Tanıdık sesiyle neredeyse sevinç çığlığı atacaktım. Cevap vermek için ağzımı açtım ama çıkan sadece bir fısıltı oldu.

"Jessica,bebeğim burdayım. Burdasın." diyerek aşağı atladığını duydum. Biraz sonra kafam dizlerinin üstündeydi ve gözlerimi açtı. Ela gözlerinin içine bakarken aslında gözlerimi açtığımda görmek istediğim tek şeyinde bu ela gözler olduğunu anladım. İçime huzur veren tek bu gözlerdi.

"İyisin bebeğim. Korkma tamam mı?" dedi saçlarımı yüzümden iterken.

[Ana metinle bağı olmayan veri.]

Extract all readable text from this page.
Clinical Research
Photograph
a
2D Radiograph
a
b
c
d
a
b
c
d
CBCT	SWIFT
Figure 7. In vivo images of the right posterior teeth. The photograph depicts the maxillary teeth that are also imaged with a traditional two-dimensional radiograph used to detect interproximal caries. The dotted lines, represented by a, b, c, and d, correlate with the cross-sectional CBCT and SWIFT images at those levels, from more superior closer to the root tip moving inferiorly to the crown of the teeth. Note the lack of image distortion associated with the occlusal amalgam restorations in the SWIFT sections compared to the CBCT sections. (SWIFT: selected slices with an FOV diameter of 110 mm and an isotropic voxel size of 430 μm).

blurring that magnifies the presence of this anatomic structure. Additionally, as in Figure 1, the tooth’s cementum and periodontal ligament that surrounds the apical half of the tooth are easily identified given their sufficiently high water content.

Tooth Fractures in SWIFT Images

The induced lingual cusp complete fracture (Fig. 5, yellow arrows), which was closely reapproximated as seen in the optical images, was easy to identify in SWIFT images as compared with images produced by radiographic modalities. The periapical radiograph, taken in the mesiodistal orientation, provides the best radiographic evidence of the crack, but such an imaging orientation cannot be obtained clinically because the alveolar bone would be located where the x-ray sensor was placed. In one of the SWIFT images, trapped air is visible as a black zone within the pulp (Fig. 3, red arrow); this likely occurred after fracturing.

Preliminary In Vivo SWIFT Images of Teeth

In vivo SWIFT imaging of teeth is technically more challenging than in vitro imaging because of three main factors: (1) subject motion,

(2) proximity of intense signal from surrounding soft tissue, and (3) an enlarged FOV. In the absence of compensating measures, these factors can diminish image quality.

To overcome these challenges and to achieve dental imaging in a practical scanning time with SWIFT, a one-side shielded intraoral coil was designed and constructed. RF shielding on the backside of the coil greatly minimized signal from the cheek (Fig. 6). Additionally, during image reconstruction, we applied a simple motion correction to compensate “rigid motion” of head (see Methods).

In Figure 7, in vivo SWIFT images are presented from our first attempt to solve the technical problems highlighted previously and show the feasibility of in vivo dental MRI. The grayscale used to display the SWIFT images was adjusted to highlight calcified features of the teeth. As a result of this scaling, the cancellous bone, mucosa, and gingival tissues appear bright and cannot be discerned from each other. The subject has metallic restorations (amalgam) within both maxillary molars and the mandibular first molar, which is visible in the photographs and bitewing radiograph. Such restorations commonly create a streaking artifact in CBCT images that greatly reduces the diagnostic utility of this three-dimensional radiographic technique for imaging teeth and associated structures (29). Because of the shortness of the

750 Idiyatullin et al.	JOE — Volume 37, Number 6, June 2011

"Korkmam." dedim gözlerimi gözlerinden ayırmayıp.

O ise gözlerimiz arasındaki bağı kopararak ayaklarımı ve ellerimi çözdü. Kalkmama da yardım ettikten sonra kendisi önden ben arkadan merdivenlerden fırladık. Dışarı çıktığımız anda beni kucağına aldı ve yürümeye başladı.

"Teşekkürler,Tanrım. Teşekkür ederim." diye mırıldandı. Sonra da dudaklarıma küçük bir öpücük bırakıp yürümeye devam etti. Biraz daha yürüdükten sonra tanıdık şehir ışıklarını gördüm. Zayn cebinden telefonunu çıkarıp birisini aradı.

"Deponun dışına çıkın." dedi. Sonra da durup sıkıca bana sarıldı.

"Üşüyor musun?" diye fısıldadı kulağıma.

Onaylar anlamda kafamı salladığım anda beni hafifçe ayaklarımın üzerine bırakıp üzerindeki kazağı çıkadı. Çıplak olmamı umursamadan vücuduma bile bakmadan kazağı üstüme giydirdi. Sonra da alnımdan öperek tekrar kucağına aldı.

"Seni bunların hepsinin içine ben bulaştırdım. Çok özür dilerim meleğim." dedi. Cevap vermeme fırsat kalmadan başka adamların seslerini duydum. Biraz sonra Pat'in sesi de geldi.

"Jess. Bebeğim iyi misin?" diyerek hemen yanıma geldi. Elini anlıma koyup buz gibi olduğumu görünce o da üstündeki ceketi çıkarıp üstüme örttü. Sonra da Zayn getirilen arabaya yürüdü. Birisi sürücü koltuğuna geçerken Zayn benimle birlikte arka koltuğa geçti. Başımı dizine koyup saçlarımla oynamaya başladı.

Gözlerimizim arasındaki bağı koparmadan yavaşça gözlerimi kapadım. Yorgunluk ve mutluluk yüzünden hemen uyku bastırmıştı. Tam dalacakken mırıltısını duydum.

"Teşekkür ederim Tanrım. Onu bana bağışladığın için teşekkür ederim."